"Not for you" - Mantegna's "Circumcision"
Andrea Mantegna's painting of Christ's Circumcision makes some interesting points about its (lack of a) role in Christianity.
c. 1470, 86x42.5cm, Florence, Uffizi
In the top left lunette, we see a dramatic Old Testament scene, Abraham at the moment (Gen. 22 10) when he is about to kill Isaac:
It is not the moment when he is about to circumcise himself, (Gen. 13 24) nor his 13 year old son Ishmael (Gen. 17 25), which might be considered more direct precedents. The circumcision of Jesus, as discussed elsewhere, was not required to purify him of original sin, but was done because of his obedience to the Law when, as the Father, he chose to be incarnated as a human, a male and a Jew. The Church Fathers do not seem to have noticed that as the Father, he himself had made the Law, any more than the artist noticed how unlikely it was for these "graven Images" to decorate a temple or synagogue.
In the top right lunette, a man holds up a tablet.
He can be identified as Moses by his horns (which Michaelangelo also illustrated in his statue in the church of St Peter in Chains, Rome), though they result from a mistranslation of Exod. 34 29 and 35, "his face shone" (karan) as "his face had horns" (kæren - English spellings vary). Again this emphasises the Laws God is said to have given him, though circumcision is not among the Ten Commandments but the 613 mitzvot now all observed only by the strictest of Orthodox Jews.
At the bottom right, a woman turns a child's head from the central scene, as if to say, as Steinberg observes, "Not for you":
(In strict literalness, the child would have been circumcised long since, but it was a Renaissance commonplace to introduce present-day observers, such as the families of patrons, into Biblical scenes.)
The boy holds a broken ring near his own penis, which I suggest the artist intended to represent the end of the old covenant of circumcision.
At the centre of the scene, the child Jesus himself turns piteously away from the old man with the knife, towards the one person who might be expected to protect him, his Mother.
Since the circumcision of Jesus was seen as prefiguring his final wounds, I see a deliberate parallel being made here with the agony in the Garden of Gethsemene , when Jesus is reported to have said, "O My Father, if it is possible, let this cup pass from me; nevertheless, not as I will, but as You will." (Matt 26 39) There is no doubt in the painter's mind that circumcision (like crucifixion) is extremely painful.
According to Lev. 12 4, the mother ought not even to be there, since she is still "unclean", but presumably Christian theology overrules Jewish here, and the Virgin is anything but "unclean".
The illustration of the mohel is curious.
UnJewishly, his head is uncovered. Perhaps his halo is deemed sufficient covering, or a substitute, but if he is a saint, he has no name. He strongly resembles one of the Magi in the Adoration of the Magi (the central scene of the tryptich of which the "Circumcision" is now the first), who also casts a beady, but not so purposeful, eye on Christ's genitalia. His instruments, like the costumes and building, are of the 15th century.

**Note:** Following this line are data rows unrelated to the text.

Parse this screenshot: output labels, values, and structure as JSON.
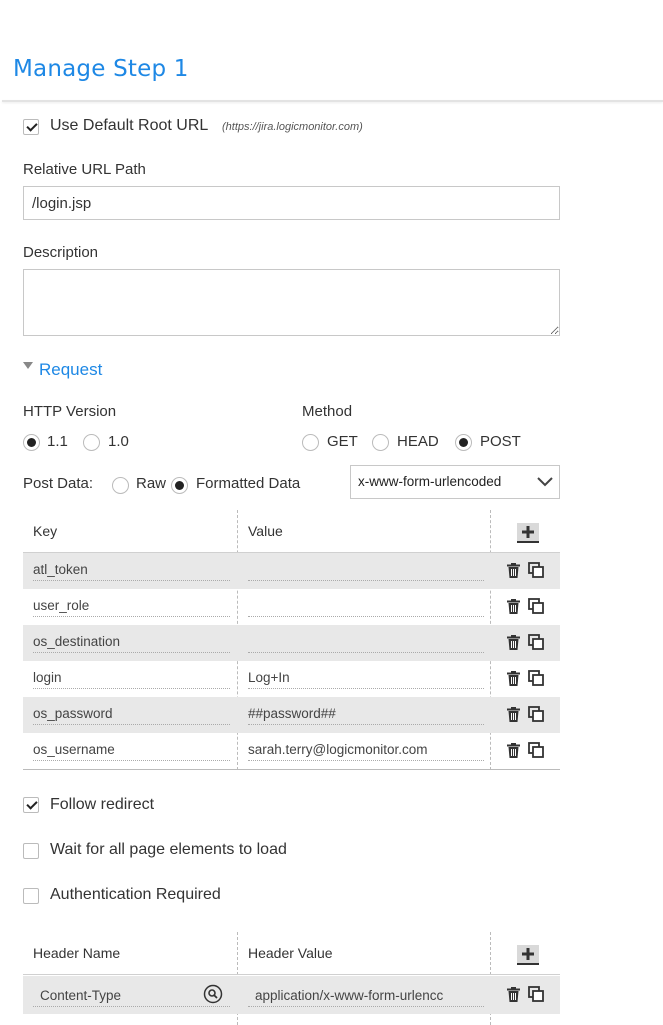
{
  "page_title": "Manage Step 1",
  "use_default_root": {
    "label": "Use Default Root URL",
    "hint": "(https://jira.logicmonitor.com)",
    "checked": true
  },
  "relative_url": {
    "label": "Relative URL Path",
    "value": "/login.jsp"
  },
  "description": {
    "label": "Description",
    "value": ""
  },
  "request_section": {
    "label": "Request"
  },
  "http_version": {
    "label": "HTTP Version",
    "options": [
      "1.1",
      "1.0"
    ],
    "selected": "1.1"
  },
  "method": {
    "label": "Method",
    "options": [
      "GET",
      "HEAD",
      "POST"
    ],
    "selected": "POST"
  },
  "post_data": {
    "label": "Post Data:",
    "options": [
      "Raw",
      "Formatted Data"
    ],
    "selected": "Formatted Data",
    "encoding": "x-www-form-urlencoded"
  },
  "params_table": {
    "headers": {
      "key": "Key",
      "value": "Value"
    },
    "rows": [
      {
        "key": "atl_token",
        "value": ""
      },
      {
        "key": "user_role",
        "value": ""
      },
      {
        "key": "os_destination",
        "value": ""
      },
      {
        "key": "login",
        "value": "Log+In"
      },
      {
        "key": "os_password",
        "value": "##password##"
      },
      {
        "key": "os_username",
        "value": "sarah.terry@logicmonitor.com"
      }
    ]
  },
  "follow_redirect": {
    "label": "Follow redirect",
    "checked": true
  },
  "wait_all_elements": {
    "label": "Wait for all page elements to load",
    "checked": false
  },
  "auth_required": {
    "label": "Authentication Required",
    "checked": false
  },
  "headers_table": {
    "headers": {
      "name": "Header Name",
      "value": "Header Value"
    },
    "rows": [
      {
        "name": "Content-Type",
        "value": "application/x-www-form-urlencc"
      }
    ]
  }
}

It is doubtful that anything is meaningless in this picture, and it is not too fantastic to suppose that the ewer or jug on the ledge nearby stands for baptism, as the Christian replacement for circumcision.
The man on the left, presumably Joseph, might be grasping his own penis in sympathy with the baby.
With his other hand, he holds two birds in a basket.
This is a reference to the offerings made after the birth of a child, according to Lev. 12 8, though they ought normally to wait 33 more days, until the child's mother has been "purified", and according to Luke 2 21-2, they did. One is a burnt offering, the other a sin-offering - though again, in Christian thought, Jesus was born without sin. Significantly, two turtle-doves or young pigeons may be sacrificed only if the mother is not able to bring a lamb. Doubtless one Lamb is deemed to be there for the sacrifice already.
The Circumcision (from the predella of the Roverella Polyptych, 1474) by Cosme Tura is somewhat similar, but less interesting:
Tempera on wood, diameter 38 cm
Like Mantegna's, the child turns away from what is being done to him, but also from his mother, whose attention is elsewhere. It is not nearly as clear here what is being done, and anyone who was unfamiliar with circumcision would think the old man was stroking the boy's genitals. The symbols in the picture are less clear: the figure on the plaque in the background appears to be holding up a cross
Hendrick Goltzius (Dutch, 1558-1617) sets his "Circumcision" in a sequence of the "Life of the Virgin" (1594):
Engraving on paper
480 x 354 mm
He sets it in a side-chapel of a large contemporary (Dutch) church, albeit with no Christian imagery, the men with heads uncovered. The mohel has the same intent look as in Mantegna's work. He appears to be pulling Jesus' foreskin with his left finger and thumb as he cuts with his right hand. The baby seems to be sharing a gaze with his father and reaching out for help, in vain:
Again there is a ewer and tumbler (with detailed reflections), now in the foreground.